Card network agentic programsTokenized agent payments through Visa, Mastercard, and issuer programs.
Blockchain settlementOn chain value movement. Stablecoin or native asset transfers.

Route plan inputs

A RoutePlanRequest carries the intent, KYA credential references, merchant target, controller policy, preferences, declared protocol capabilities, and optional context for telemetry.

  • intent— the structured intent. Examples: buyProduct, buyApiAccess, subscribe, payForResource, transferValue, negotiate.
  • agentCredentialRef, controllerCredentialRef, mandateCredentialRef — KYA credential identifiers the router resolves.
  • merchantTarget— a merchant identifier, manifest URL, or selection hint.
  • policyConstraints— structured constraints from the controller's policy (limits, allowed routes, jurisdiction, time windows).
  • preferences— preferred settlement rail, latency tolerance, cost ceiling, privacy posture.
  • protocolCapabilities — optional declaration of which protocols the calling environment can speak.

Route plan outputs

A RoutePlanResponse returns a recommended route, ranked alternatives, ruled out surfaces with reasons, required credentials and proofs, the policy checks that were performed, optional warnings, an expiry, and a stable plan id for telemetry.
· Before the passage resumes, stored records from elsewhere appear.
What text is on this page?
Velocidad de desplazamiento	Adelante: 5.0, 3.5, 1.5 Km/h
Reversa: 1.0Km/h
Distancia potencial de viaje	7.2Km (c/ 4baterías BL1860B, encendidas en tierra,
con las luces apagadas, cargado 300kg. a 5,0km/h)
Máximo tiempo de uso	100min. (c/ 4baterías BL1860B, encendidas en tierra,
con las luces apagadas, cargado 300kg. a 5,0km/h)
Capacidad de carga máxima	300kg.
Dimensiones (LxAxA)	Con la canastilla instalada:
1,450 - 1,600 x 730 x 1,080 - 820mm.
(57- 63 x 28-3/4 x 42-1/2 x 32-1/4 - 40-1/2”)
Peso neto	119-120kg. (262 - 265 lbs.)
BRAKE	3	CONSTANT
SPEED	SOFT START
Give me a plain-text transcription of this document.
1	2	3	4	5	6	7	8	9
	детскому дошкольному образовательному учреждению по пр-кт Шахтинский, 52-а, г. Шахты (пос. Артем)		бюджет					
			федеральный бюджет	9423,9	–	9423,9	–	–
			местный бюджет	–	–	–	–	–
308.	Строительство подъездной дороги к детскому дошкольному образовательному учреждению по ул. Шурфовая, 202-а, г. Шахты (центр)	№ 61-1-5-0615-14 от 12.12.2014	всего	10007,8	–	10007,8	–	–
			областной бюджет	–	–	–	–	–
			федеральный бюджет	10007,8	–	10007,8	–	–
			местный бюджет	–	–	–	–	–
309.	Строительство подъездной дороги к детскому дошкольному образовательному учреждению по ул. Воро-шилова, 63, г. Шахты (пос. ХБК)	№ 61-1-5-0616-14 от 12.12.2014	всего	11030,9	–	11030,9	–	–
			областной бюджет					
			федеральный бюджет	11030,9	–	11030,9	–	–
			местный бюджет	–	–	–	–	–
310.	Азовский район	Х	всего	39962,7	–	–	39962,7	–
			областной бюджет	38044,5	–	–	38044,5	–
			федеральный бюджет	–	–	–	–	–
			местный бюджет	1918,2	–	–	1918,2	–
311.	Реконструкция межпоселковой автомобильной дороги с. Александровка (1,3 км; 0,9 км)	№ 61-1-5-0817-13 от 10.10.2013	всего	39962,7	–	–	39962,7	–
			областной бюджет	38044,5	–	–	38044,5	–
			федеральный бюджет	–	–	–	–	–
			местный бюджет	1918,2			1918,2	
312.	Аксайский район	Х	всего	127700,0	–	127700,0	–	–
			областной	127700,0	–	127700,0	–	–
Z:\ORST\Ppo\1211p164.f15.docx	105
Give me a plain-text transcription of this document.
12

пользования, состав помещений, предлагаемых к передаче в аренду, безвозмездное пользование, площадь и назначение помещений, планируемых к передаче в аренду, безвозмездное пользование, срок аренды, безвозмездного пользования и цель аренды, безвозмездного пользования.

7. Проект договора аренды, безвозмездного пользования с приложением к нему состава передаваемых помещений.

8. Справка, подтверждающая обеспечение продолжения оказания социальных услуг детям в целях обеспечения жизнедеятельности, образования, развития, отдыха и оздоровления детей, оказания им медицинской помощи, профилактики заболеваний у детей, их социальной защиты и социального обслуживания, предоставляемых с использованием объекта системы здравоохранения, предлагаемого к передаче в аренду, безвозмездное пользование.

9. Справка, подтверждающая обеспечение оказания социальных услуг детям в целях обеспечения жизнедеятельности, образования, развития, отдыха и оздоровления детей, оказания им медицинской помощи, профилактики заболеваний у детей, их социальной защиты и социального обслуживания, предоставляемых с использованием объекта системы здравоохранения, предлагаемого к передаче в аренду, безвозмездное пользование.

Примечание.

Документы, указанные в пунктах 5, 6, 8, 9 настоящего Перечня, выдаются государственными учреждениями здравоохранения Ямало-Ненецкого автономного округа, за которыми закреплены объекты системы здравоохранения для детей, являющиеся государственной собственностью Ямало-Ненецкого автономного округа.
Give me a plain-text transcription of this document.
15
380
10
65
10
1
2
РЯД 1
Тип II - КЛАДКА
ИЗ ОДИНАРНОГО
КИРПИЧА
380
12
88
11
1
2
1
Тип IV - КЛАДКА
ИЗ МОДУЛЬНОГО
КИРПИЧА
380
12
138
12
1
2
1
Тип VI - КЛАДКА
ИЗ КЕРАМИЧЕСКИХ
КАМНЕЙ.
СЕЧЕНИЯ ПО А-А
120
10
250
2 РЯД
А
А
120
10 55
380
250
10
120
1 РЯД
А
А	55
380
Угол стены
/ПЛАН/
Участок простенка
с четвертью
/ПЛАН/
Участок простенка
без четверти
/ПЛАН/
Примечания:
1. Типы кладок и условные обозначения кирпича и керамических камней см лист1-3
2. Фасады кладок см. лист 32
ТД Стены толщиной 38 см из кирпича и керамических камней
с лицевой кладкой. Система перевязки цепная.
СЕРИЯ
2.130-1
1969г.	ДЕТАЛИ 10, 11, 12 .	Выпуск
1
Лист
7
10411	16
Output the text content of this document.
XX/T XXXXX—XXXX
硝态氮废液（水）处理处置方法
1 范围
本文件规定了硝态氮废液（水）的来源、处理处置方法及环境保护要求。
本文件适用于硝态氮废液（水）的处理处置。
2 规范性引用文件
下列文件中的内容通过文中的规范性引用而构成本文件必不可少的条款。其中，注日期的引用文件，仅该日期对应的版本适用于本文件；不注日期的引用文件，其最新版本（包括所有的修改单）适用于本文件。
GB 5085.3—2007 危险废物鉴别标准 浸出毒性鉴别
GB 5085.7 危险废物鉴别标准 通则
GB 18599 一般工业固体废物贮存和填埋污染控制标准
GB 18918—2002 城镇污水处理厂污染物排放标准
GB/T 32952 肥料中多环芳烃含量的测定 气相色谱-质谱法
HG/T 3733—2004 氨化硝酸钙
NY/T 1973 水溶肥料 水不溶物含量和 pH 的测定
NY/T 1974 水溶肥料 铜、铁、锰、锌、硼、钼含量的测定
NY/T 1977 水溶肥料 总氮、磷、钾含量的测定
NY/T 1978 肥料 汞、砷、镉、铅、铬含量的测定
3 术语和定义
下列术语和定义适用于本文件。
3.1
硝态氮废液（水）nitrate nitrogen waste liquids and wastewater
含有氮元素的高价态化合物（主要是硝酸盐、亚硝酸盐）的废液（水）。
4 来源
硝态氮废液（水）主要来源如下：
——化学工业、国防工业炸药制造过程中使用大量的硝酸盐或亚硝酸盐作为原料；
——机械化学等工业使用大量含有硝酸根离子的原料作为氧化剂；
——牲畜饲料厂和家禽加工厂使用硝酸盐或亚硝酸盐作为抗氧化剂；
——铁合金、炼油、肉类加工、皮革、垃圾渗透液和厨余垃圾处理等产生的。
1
Each Route identifies an interface protocol (for example acp.checkoutSession or ucp.universalCart), a payment protocol (for example ap2.mandate), and a settlement rail (for example chain.stablecoin or card.network), along with adapter references, estimated cost and latency, known failure modes, and merchant support confidence.

Decision model

  1. Validate inputs. Reject malformed requests.
  2. Resolve credentials. Verify signatures, expiry, and revocation status. Return a structured failure on invalid or revoked credentials.
  3. Resolve merchant. Fetch the merchant manifest and merchant credential, then compute the set of routes the merchant declares support for.
  4. Filter by capability. Intersect merchant supported routes, agent protocol capabilities, and intent specifics.
  5. Filter by policy. Apply controller policy constraints and mandate allowlists, blocklists, and limits. Drop routes that violate any constraint.
  6. Filter by preferences. Apply soft preferences for ranking only.
  7. Rank by policy fit, preference fit, latency, cost, and merchant support confidence.
  8. Build the response. Every excluded route appears in unsupportedSurfaces with a reason. The decision model is deliberately explainable.

Adapter interface

Each protocol maps to one or more adapters. The v0.1 adapter interface is read only and exposes four methods:

describeCapabilities() -> AdapterCapabilities
planRouteSegment(intent, agentCreds, controllerCreds, mandateCreds, merchantManifest)
  -> RouteSegmentPlan | NotSupported
listRequiredCredentials(intent, merchantManifest) -> CredentialRequirements
listRequiredProofs(intent, merchantManifest) -> ProofRequirements

Adapter identifiers follow a naming convention such as mcp.toolBridge, a2a.agentCard, acp.checkoutSession, ucp.universalCart, ap2.mandate, x402.http, and chain.stablecoin. Execution methods such as startSession, authorizePayment, and confirmSettlement are reserved for a future version.